The length of the microelectrodes (i.e. in the exemplary embodiment an exemplary length is (approximately) 1500 pm for each microelectrode) can be different for different microelectrodes of the same device 1 .

Also, the directly exposed area 17, 23 of the electrodes 3 (for example, the Iridium Oxide layer 23 in the process flow of Figure 3) can be designed and patterned in multiple different positions, and/or at different heights and/or in different geometries to customize the probe or microelectrode 3 based on requirements of the final application.

Moreover, multiple exposed areas 17, 23 can be designed by simply respecting the design rules in terms of instrument/mask resolution (which is usually in the nm-range). This means that the system can be used with electrodes 3 comprising an enormous number of exposed areas 17, 23 (for both recording, stimulating, sensing). This is currently not possible with known standard 3D integration techniques.

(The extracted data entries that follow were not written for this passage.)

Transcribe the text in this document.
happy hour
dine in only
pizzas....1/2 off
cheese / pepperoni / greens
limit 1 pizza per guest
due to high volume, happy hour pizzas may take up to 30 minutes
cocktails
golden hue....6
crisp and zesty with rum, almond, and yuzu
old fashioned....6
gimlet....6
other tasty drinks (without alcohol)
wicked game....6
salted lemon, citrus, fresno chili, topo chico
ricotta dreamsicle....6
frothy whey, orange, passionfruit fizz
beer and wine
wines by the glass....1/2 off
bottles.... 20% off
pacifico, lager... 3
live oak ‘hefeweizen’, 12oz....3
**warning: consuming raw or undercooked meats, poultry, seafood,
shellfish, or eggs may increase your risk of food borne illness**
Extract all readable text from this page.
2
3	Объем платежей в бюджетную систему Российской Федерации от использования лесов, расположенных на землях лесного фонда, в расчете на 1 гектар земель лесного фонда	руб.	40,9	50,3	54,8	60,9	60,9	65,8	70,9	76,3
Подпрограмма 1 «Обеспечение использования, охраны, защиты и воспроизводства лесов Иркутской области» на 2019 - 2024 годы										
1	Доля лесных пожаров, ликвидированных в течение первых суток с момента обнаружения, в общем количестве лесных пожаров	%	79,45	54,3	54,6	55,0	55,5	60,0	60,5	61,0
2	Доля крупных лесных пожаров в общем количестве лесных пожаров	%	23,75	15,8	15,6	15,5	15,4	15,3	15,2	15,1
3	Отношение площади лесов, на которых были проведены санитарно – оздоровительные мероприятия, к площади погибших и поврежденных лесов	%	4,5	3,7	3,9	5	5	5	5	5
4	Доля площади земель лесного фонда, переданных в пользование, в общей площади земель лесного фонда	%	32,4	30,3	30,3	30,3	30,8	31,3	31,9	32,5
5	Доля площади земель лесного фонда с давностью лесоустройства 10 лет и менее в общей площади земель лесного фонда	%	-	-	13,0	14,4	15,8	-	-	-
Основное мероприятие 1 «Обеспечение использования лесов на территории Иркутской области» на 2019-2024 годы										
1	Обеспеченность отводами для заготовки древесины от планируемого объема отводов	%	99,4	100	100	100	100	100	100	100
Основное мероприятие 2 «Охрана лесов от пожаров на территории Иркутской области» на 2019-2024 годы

Implementations described herein are not intended to limit the scope of the present disclosure but are just provided to illustrate possible realizations.

While the invention has been disclosed with reference to certain preferred embodiments, numerous modifications, alterations, and changes to the described embodiments, and equivalents thereof, are possible without departing from the sphere and scope of the invention. Accordingly, it is intended that the invention not be limited to the described embodiments and be given the broadest reasonable interpretation in accordance with the language of the appended claims. The features of any one of the above described embodiments may be included in any other embodiment described herein.